A new feature I’d like to try out here is “Throwback Thursday,” and trust me when I say it won’t happen every Thursday…but more like two Thursdays a month. This feature will highlight books from a few years ago that are new-to-me and worth reading. Equal opportunity blogging, indeed.
Gabrielle Zevin’s first splash on the teen lit scene was with Elsewhere in 2005.
After Liz Hall is killed in an accident, she finds herself on a ship heading to a place called Elsewhere. Of course, she doesn’t understand where she is yet, but she knows she is surrounded by strangers, including one of her favorite singers. Her family is notable absent. So, where’s she going and why aren’t they around?
She quickly learns she is no longer alive and instead will reside in Elsewhere for the next 15 years. Elsewhere is home of those who have died, and she knows she will be there 15 years because in Elsewhere, people age backwards, rather than forwards.
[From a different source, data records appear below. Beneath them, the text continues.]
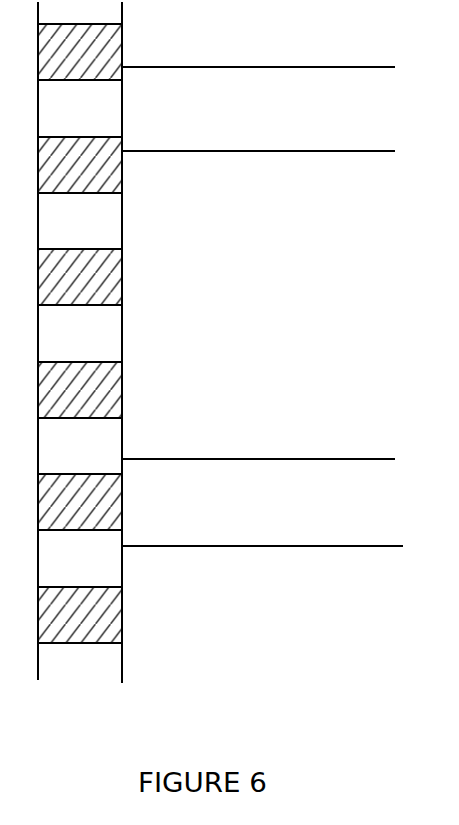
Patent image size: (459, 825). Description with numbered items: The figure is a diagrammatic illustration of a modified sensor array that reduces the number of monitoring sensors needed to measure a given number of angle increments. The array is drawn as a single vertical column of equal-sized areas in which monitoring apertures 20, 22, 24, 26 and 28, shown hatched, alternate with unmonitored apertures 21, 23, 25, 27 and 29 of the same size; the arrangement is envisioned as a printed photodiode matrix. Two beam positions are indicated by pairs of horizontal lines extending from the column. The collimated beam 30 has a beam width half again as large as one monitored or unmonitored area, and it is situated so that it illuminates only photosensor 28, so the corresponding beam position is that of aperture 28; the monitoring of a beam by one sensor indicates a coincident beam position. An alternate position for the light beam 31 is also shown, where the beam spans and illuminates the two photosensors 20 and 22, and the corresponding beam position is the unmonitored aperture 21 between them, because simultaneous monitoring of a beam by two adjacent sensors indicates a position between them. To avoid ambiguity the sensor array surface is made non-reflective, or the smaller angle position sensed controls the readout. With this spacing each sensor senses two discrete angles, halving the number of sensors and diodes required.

The monitoring aperture 20 is at (80, 52).
The unmonitored aperture 21 is at (80, 108).
The monitoring aperture 22 is at (80, 165).
The unmonitored aperture 23 is at (80, 221).
The monitoring aperture 24 is at (80, 277).
The unmonitored aperture 25 is at (80, 333).
The monitoring aperture 26 is at (80, 390).
The unmonitored aperture 27 is at (80, 446).
The monitoring aperture 28 is at (80, 502).
The unmonitored aperture 29 is at (80, 558).
The collimated light beam 30 is at (220, 551).
The alternate light beam position 31 is at (258, 109).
When they reach age 0, they are transported back to Earth for a new shot at life.
Liz meets up with her grandmother, who will take care of her in Elsewhere, but Liz cannot find herself happy. Rather, she spends hours on the Observation Deck that allows her to look back to Earth and long for her family and friends. Through some sneakery, Liz also finds a way to go back to Earth and communicate with (i.e., scare the crap out of) those still living. After many interventions, she realizes this will not help with either her closure or the closure of her family; however, she has so many unanswered questions that living in Elsewhere feels like a prison, rather than the most wonderful place on earth.
Elsewhere was one of the first books to explore the dead-girl-in-the-afterworld trope, which has been redone a number of times, notably in the Morris-nominated Everafter by Amy Huntley. Zevin’s book has a number of issues with pacing and timing, however, that I felt weren’t present in Huntley’s book; years would pass by without much incident, as though Liz were simply okay with her situation in Elsewhere, while she’s spent significant time prior moping and bemoaning her situation. I wish this were more seamless.
As far as pacing was concerned, there were jumps that were awkward, but the book read quickly. Zevin’s style is pleasing, as I mentioned in the review for This Hole We’re In. She writes realistic dialog, and I felt that Liz was a belivable teenager. I’m under the belief teens feel this is the case, too, as my copies of this title are rarely available on shelf — for five years, this has been quite a popular book.
One of the notes I made to myself on this particular title, though, was that there were a lot of unanswered questions for me. I didn’t quite understand the bigger idea of Elsewhere, nor how Liz found herself surrounded by certain people and not others. She befriends a favorite musician from her days of being alive, but she never seems to really meet anyone else (this could go back to pacing and plot jumps, too). Likewise, did everyone go to Elsewhere? What sort of point was there in Elsewhere? People could work jobs, but the money they made was a moot point since nothing cost money in Elsewhere. To me, it was a little strange to have developed this world but left so many questions for the reader. I wish I had gotten to know Liz a little better, both in her Earthly life and in Elsewhere. Oh, and the perspective-told-from-a-dog needed either to be pushed further or left out entirely. It felt a little forced for how it was presented. It opened more questions, too, about Elsewhere’s requirements for admission. And really, how the heck would you ever FIND your loved ones if everyone could be in Elsewhere? Mind-boggling!
Is it fair to compare a book like this — a first in this style or idea — to something that felt more fully fleshed like Everafter that came a few years later? I’m not sure and I’m not sure it matters a whole lot. These are fantastic readalikes, along with The Lovely Bones. There is definite girl appeal written all over these, which begs the question when an author will approach this theme with a male character and, perhaps, a male-dominated world? I’d love to read something that shakes up the trope like that.
That said, Zevin’s work, I think, will be one of those teen classics. It has staying power, and it will appeal to your readers’ contemplating what happens after we die (and who doesn’t think about that?). Fluid writing and he intriguing concept, without doubt, make up for some of the weaknesses.